Figure 1 displays the ERRs (y-axis) and Hospital Compare grades (x-axis) for HF. There were 2956 hospitals that had publicly reported HF grades on Hospital Compare. Of these, 2534 (85.7%) hospitals were penalized for overall readmissions. Of all 2956 hospitals, 2717 (91.9%) were graded against the national rate as “no different,” 119 (4.0%) were graded as “worse,” and the remaining 120 (4.1%) as “better.” ERRs for hospitals graded as “no different” for HF readmissions ranged from 0.81 to 1.19, with 1321 (48.6%) hospitals having an ERR greater than 1.0. Of the 2717 hospitals, 2355 (86.7%) received an overall readmission penalty.
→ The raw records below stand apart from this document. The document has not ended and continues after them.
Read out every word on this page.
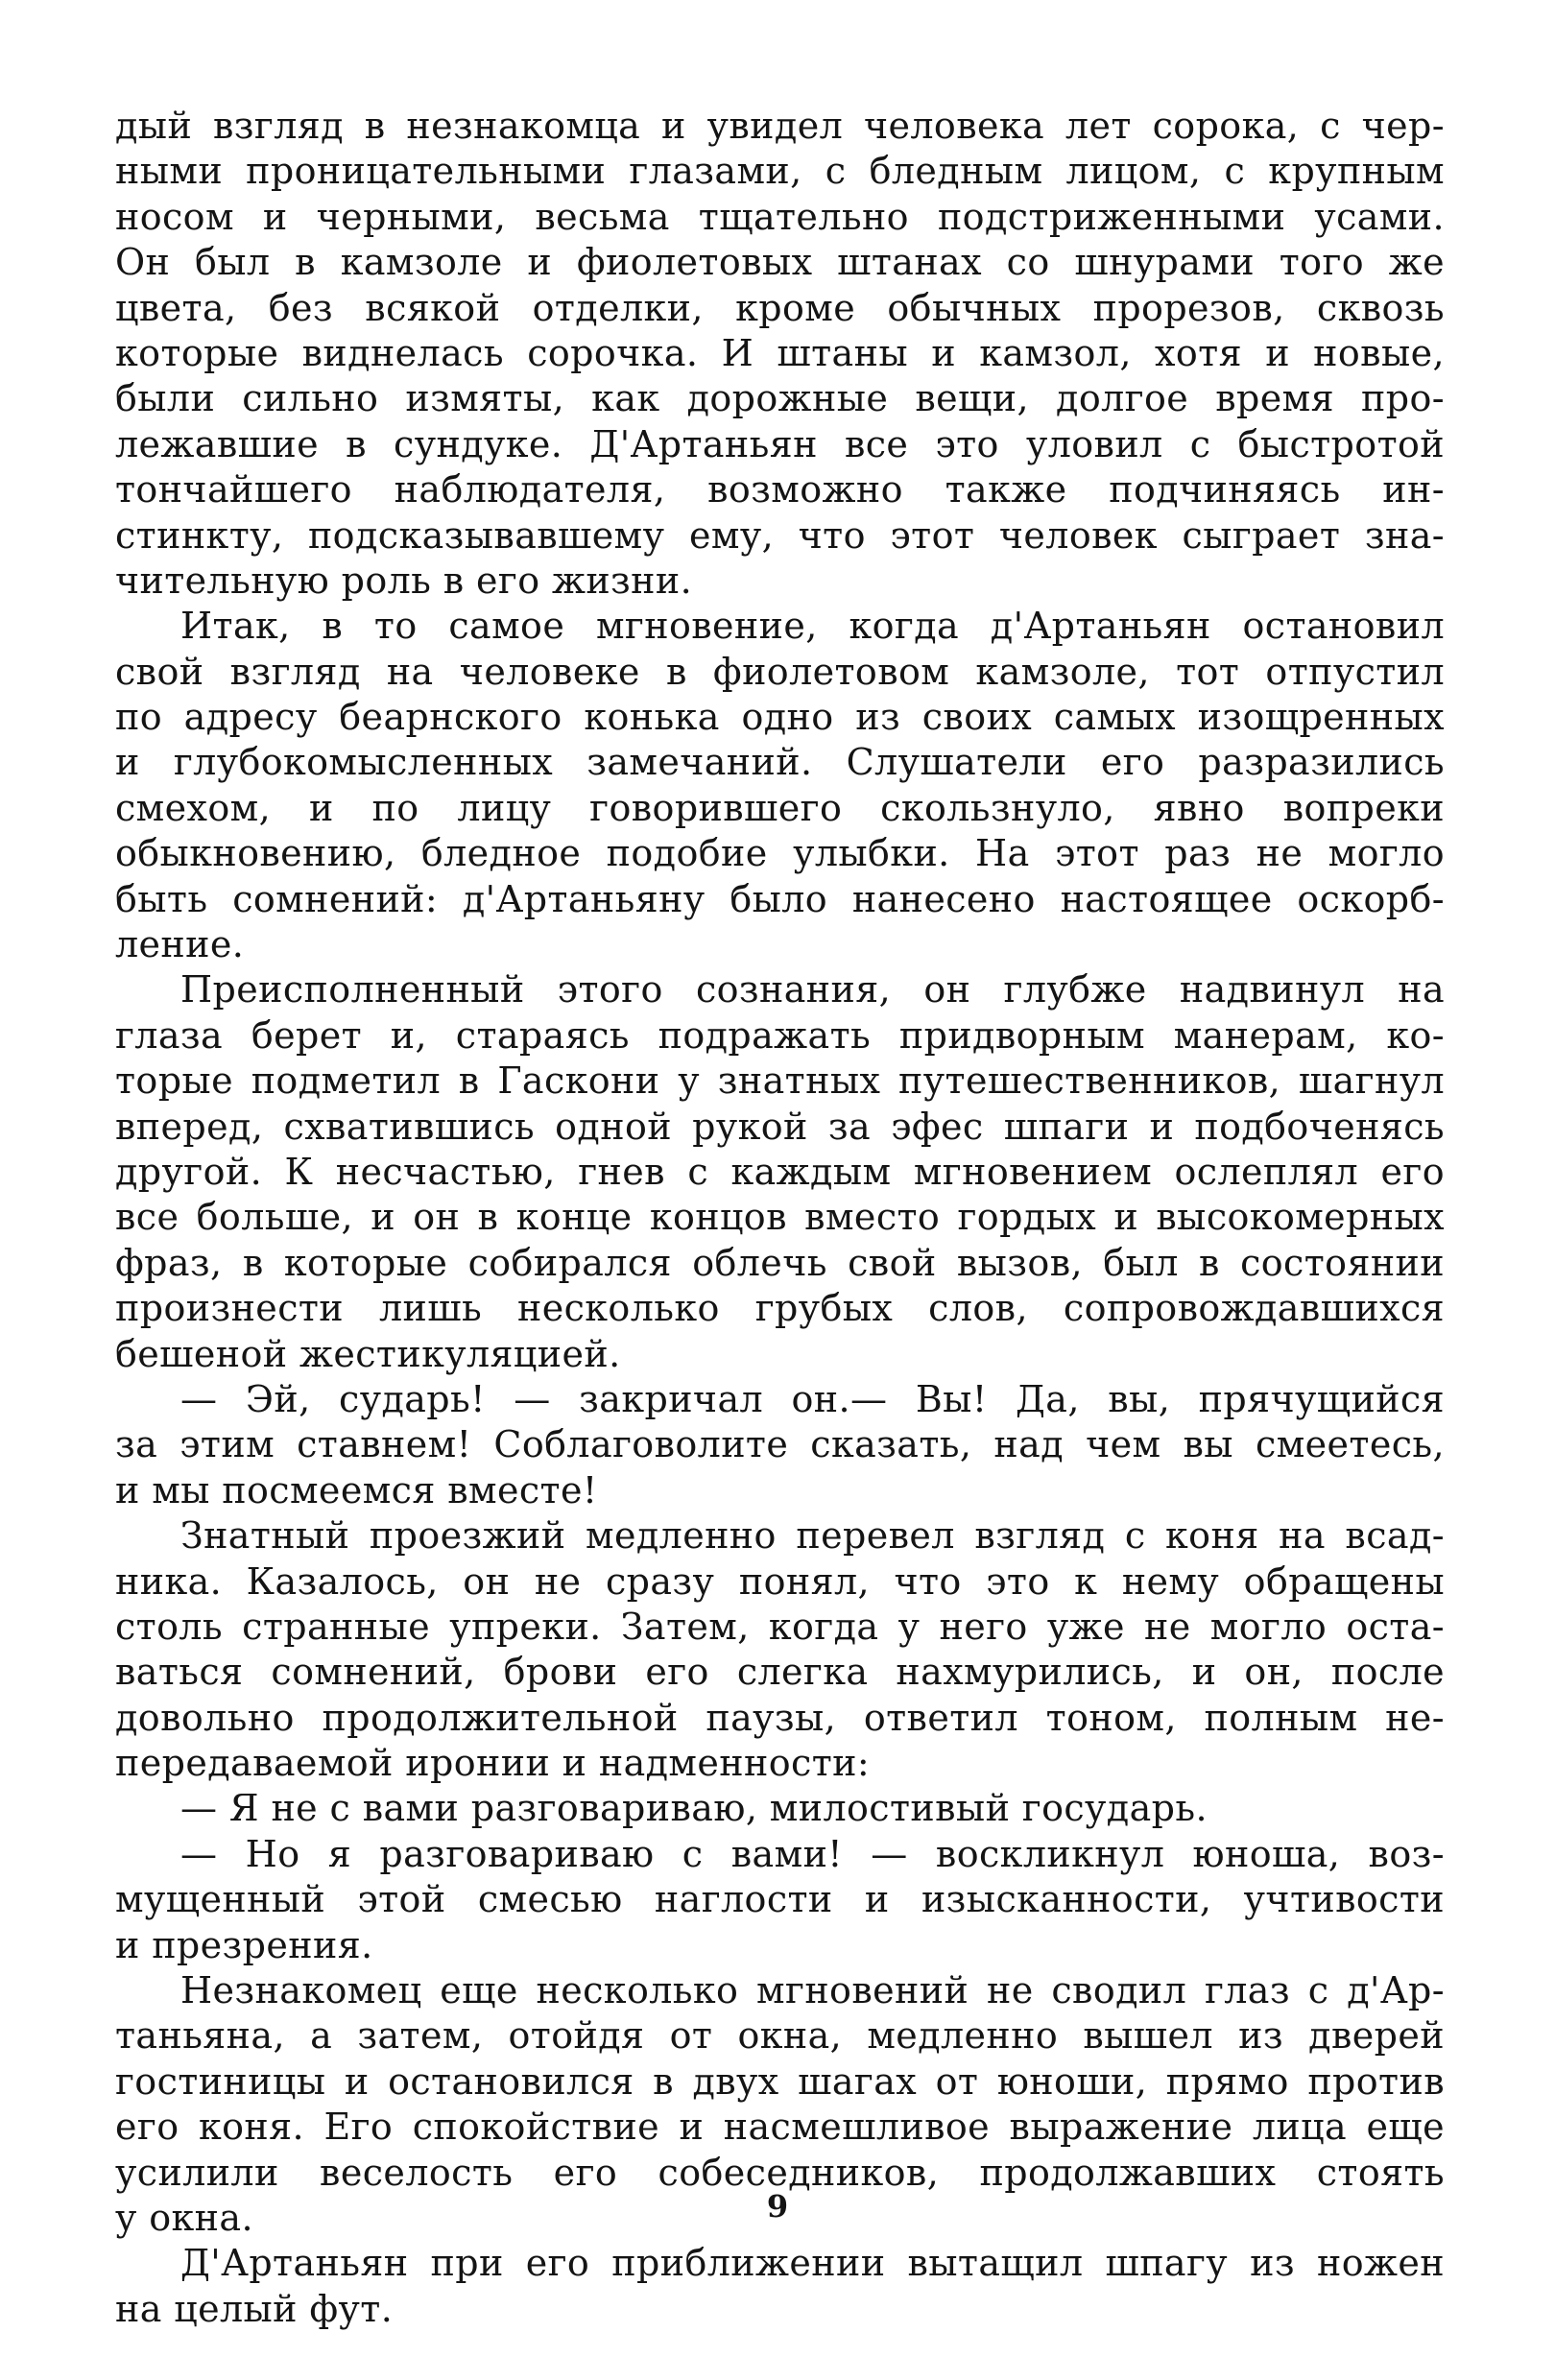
дый взгляд в незнакомца и увидел человека лет сорока, с чер-
ными проницательными глазами, с бледным лицом, с крупным
носом и черными, весьма тщательно подстриженными усами.
Он был в камзоле и фиолетовых штанах со шнурами того же
цвета, без всякой отделки, кроме обычных прорезов, сквозь
которые виднелась сорочка. И штаны и камзол, хотя и новые,
были сильно измяты, как дорожные вещи, долгое время про-
лежавшие в сундуке. Д'Артаньян все это уловил с быстротой
тончайшего наблюдателя, возможно также подчиняясь ин-
стинкту, подсказывавшему ему, что этот человек сыграет зна-
чительную роль в его жизни.
Итак, в то самое мгновение, когда д'Артаньян остановил
свой взгляд на человеке в фиолетовом камзоле, тот отпустил
по адресу беарнского конька одно из своих самых изощренных
и глубокомысленных замечаний. Слушатели его разразились
смехом, и по лицу говорившего скользнуло, явно вопреки
обыкновению, бледное подобие улыбки. На этот раз не могло
быть сомнений: д'Артаньяну было нанесено настоящее оскорб-
ление.
Преисполненный этого сознания, он глубже надвинул на
глаза берет и, стараясь подражать придворным манерам, ко-
торые подметил в Гаскони у знатных путешественников, шагнул
вперед, схватившись одной рукой за эфес шпаги и подбоченясь
другой. К несчастью, гнев с каждым мгновением ослеплял его
все больше, и он в конце концов вместо гордых и высокомерных
фраз, в которые собирался облечь свой вызов, был в состоянии
произнести лишь несколько грубых слов, сопровождавшихся
бешеной жестикуляцией.
— Эй, сударь! — закричал он.— Вы! Да, вы, прячущийся
за этим ставнем! Соблаговолите сказать, над чем вы смеетесь,
и мы посмеемся вместе!
Знатный проезжий медленно перевел взгляд с коня на всад-
ника. Казалось, он не сразу понял, что это к нему обращены
столь странные упреки. Затем, когда у него уже не могло оста-
ваться сомнений, брови его слегка нахмурились, и он, после
довольно продолжительной паузы, ответил тоном, полным не-
передаваемой иронии и надменности:
— Я не с вами разговариваю, милостивый государь.
— Но я разговариваю с вами! — воскликнул юноша, воз-
мущенный этой смесью наглости и изысканности, учтивости
и презрения.
Незнакомец еще несколько мгновений не сводил глаз с д'Ар-
таньяна, а затем, отойдя от окна, медленно вышел из дверей
гостиницы и остановился в двух шагах от юноши, прямо против
его коня. Его спокойствие и насмешливое выражение лица еще
усилили веселость его собеседников, продолжавших стоять
у окна.
Д'Артаньян при его приближении вытащил шпагу из ножен
на целый фут.
9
For hospitals graded as “better” than the national rate for HF, 0 had an ERR greater than 1.0 for HF (range, 0.699-0.914), and 60 of 120 (50%) were penalized. All 119 hospitals graded “worse” had HF ERRs greater than 1.0 (range, 1.089-1.389), and 100% were penalized.

AMI

Figure 2 displays the ERRs (y-axis) and Hospital Compare grades (x-axis) for AMI. There were 2178 hospitals that had publicly reported AMI grades on Hospital Compare. Of these, 1895 (87.0%) hospitals were penalized for overall readmissions. Of all 2178 hospitals, 2130 (97.8%) were graded against the national rate as “no different,” 23 (1.1%) were graded as “worse,” and the remaining 25 (1.2%) as “better.” ERRs for hospitals graded as “no different” for AMI readmissions ranged from 0.75 to 1.21 and included 1046 (49.1%) hospitals with ERRs greater than 1.0 for AMI. Of the 2130 hospitals graded as “no different,” 1863 (87.5%) received an overall readmission penalty. For hospitals graded as “better” than the national rate for AMI, 0 had an ERR greater than 1.0 for AMI (range, 0.724-0.879), and 9 of 25 (36%) were penalized. All 23 hospitals graded as “worse” had AMI ERRs greater than 1.0 (range, 1.120 to 1.254), and 100% were penalized.
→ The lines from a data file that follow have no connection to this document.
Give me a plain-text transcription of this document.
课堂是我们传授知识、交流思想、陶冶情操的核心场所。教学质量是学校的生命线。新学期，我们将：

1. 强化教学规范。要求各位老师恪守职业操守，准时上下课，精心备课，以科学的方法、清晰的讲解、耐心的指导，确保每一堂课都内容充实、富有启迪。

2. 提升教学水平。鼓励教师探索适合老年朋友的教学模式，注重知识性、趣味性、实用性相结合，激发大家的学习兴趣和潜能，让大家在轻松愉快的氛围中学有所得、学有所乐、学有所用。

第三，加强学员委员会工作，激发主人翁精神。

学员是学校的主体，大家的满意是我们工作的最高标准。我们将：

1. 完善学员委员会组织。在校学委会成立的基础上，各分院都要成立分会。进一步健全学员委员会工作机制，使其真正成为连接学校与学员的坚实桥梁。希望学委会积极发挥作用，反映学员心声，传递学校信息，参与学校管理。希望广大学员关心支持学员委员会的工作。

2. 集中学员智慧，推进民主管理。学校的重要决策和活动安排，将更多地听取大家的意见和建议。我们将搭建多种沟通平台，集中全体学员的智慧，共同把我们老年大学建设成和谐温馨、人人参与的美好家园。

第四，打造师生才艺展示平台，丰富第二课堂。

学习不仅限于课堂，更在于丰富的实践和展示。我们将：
Penalties as a Function of Number of Conditions With Excess Readmissions

Of the 2591 (82.7%) hospitals that received penalties for overall readmissions, more than half were penalized for having just 1 or 2 of 5 condition-specific ERRs greater than 1.0; 689 (26.6%) had an ERR greater than 1.0 for just 1 condition, and 713 (27.5%) had ERRs greater than 1.0 for just 2 conditions. The largest single ERR driver for penalties was total hip/knee arthroplasty, which accounted for 215 of 689 (31.2%) of the single-condition penalties. For 141 hospitals penalized for readmissions with only an HF ERR greater than 1.0, 140 (99.3%) were graded against the national rate as “no different” for HF readmissions, and 1 (0.7%) was graded as “worse.” There were 82 hospitals that were penalized for excess AMI readmissions only; all 82 were graded as “no different” from the national rate.